蒲郡駅から2駅行くと三ヶ根駅があり、普通しか止まりません。なんでこんな普通しか止まらない駅で降りたかというと、ここが家忠日記の中心地で深溝城がありました。ということで碑跡を見てきました。

■深溝城の築城
鎌倉時代末から南北朝時代にかけて深溝を支配していたのが三河大庭氏です。御家人だった大庭氏と関係があるかははっきりしません。この三河大庭氏が築城したのが深溝城で近くを東海道の脇街道である平坂街道が通っていました。中世になると松平氏が進出し大庭氏と戦になり、勝利し深溝松平家が誕生します。

■家忠日記
角川文庫から「家康家臣の戦と日常」(盛本昌弘)という本が出ていて、松平家忠が17年間にわたって残した日記があります。城の普請に駆り出されたり、連歌作りで交流したりして、京都へ行った時に里村招巴と対面しています。上之郷の鵜殿氏はこの頃は家康家臣となっており家忠の母は鵜殿氏になります。
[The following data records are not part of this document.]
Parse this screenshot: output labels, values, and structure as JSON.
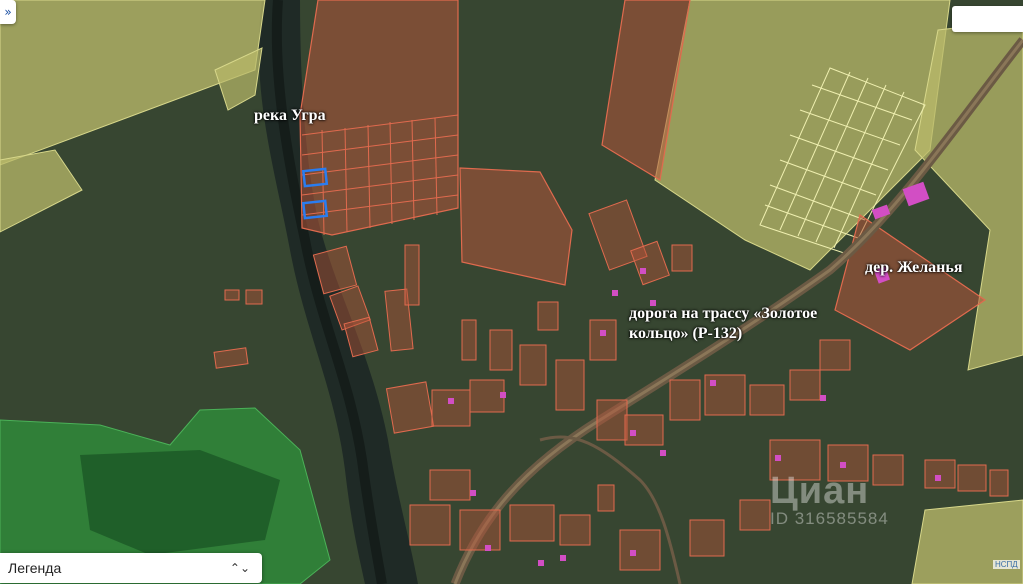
{
  "labels": {
    "river": "река Угра",
    "road": "дорога на трассу «Золотое кольцо» (Р-132)",
    "village": "дер. Желанья"
  },
  "controls": {
    "top_left_button": "»",
    "legend_label": "Легенда",
    "legend_chevron": "⌃⌄"
  },
  "watermark": {
    "brand": "Циан",
    "listing_id": "ID 316585584"
  },
  "corner_tag": "НСПД",
  "colors": {
    "satellite_base": "#2f3a32",
    "river": "#1f2825",
    "farmland_parcel": "#b9b96a",
    "forest_zone": "#2f8a3a",
    "cadastral_parcel_fill": "#b5553a",
    "cadastral_parcel_stroke": "#e06a4e",
    "selected_plot_stroke": "#2a7df0",
    "building": "#d24ec4",
    "road": "#6b5a44"
  }
}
親戚なので家康が立ち寄ったりもしています。武田勝頼を倒した信長は三河を通って帰陣することになります。家忠はそのための普請などを行っていますが信長の行列を見たようで信長が黒人の弥介を連れているのを目撃しています。松平家忠は関ケ原の合戦の前哨戦となった伏見城の戦いで討ち死にします。

■板倉勝重
江戸時代になると板倉勝重の次男の知行地となりますが、もともと深溝松平家の所領の一つ小美村で生まれたのが板倉勝重。板倉家は深溝松平家の家臣でした。板倉勝重は出家していましたが家督を継いだ弟が戦死したため、家康の直臣となり京都所司代などを歴任します。

上之郷城

上之郷城

西三河で研修の仕事だったので、ついでに上之郷城へ。あくまでも仕事です。上之郷城はよく整備され、城跡からは三河湾が見渡せました。
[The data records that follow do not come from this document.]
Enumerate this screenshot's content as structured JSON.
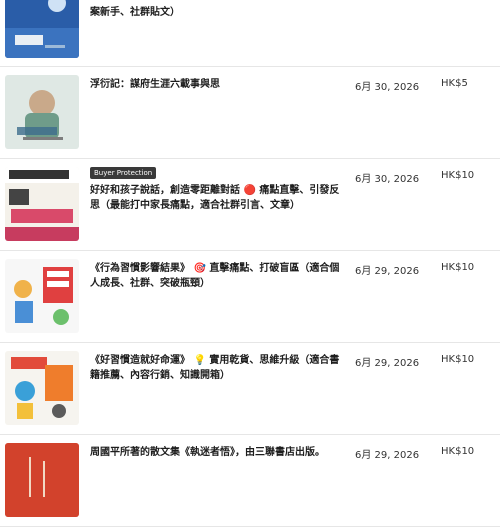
{
  "listings": [
    {
      "title": "案新手、社群貼文）",
      "date": "",
      "price": "",
      "badge": "",
      "cover": "book-cover-blue-sky"
    },
    {
      "title": "浮衍記：謀府生涯六載事與思",
      "date": "6月 30, 2026",
      "price": "HK$5",
      "badge": "",
      "cover": "book-cover-fuyanji"
    },
    {
      "title": "好好和孩子說話，創造零距離對話 🔴 痛點直擊、引發反思（最能打中家長痛點，適合社群引言、文章）",
      "date": "6月 30, 2026",
      "price": "HK$10",
      "badge": "Buyer Protection",
      "cover": "book-cover-talk-to-kids"
    },
    {
      "title": "《行為習慣影響結果》 🎯 直擊痛點、打破盲區（適合個人成長、社群、突破瓶頸）",
      "date": "6月 29, 2026",
      "price": "HK$10",
      "badge": "",
      "cover": "book-cover-habits-results"
    },
    {
      "title": "《好習慣造就好命運》 💡 實用乾貨、思維升級（適合書籍推薦、內容行銷、知識開箱）",
      "date": "6月 29, 2026",
      "price": "HK$10",
      "badge": "",
      "cover": "book-cover-good-habits"
    },
    {
      "title": "周國平所著的散文集《執迷者悟》，由三聯書店出版。",
      "date": "6月 29, 2026",
      "price": "HK$10",
      "badge": "",
      "cover": "book-cover-zhimizhewu"
    }
  ],
  "colors": {
    "divider": "#e6e6e6",
    "badge_bg": "#3a3a3a"
  }
}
上之郷城は鵜殿氏の城で鵜殿という名前から分かる通り、本貫は三重と和歌山の県境にある鵜殿です。やがて蒲郡一帯をおさめるようになり、鵜殿長照が上之郷城・城主でしたが今川義元の妹の子で義元の甥にあたり親戚でした。桶狭間の戦いの時は大高城を守っていましたが信長が鷲津砦、丸根砦を築き、大高城を封鎖したため、兵糧をいれたのが家康です。今川義元が討たれた後、家康は独立しますが、鵜殿長照は今川川に留まります。

■甲賀忍者が上之郷城をおとす
永禄5年(1562年)、家康は上ノ郷城を攻めますが、なかなか落ちません。そこで甲賀衆が城内に火を放ち、その混乱の中から攻め入り、鵜殿長照は討死にし、長照の子が捕らえられます。大河ドラマ「どうする家康」にも服部半蔵らが活躍するシーンが描かれていました。

城主・鵜殿長照を討ち取ったのは甲賀衆・伴与七郎という記録が残っています。

家康は駿府にいた正室の瀬名姫と嫡男の竹千代、長女の亀姫らとの人質交渉を行い、今川氏真にとって、親族であった鵜殿兄弟を見捨てられず交渉は成立し双方の人質が交換されます。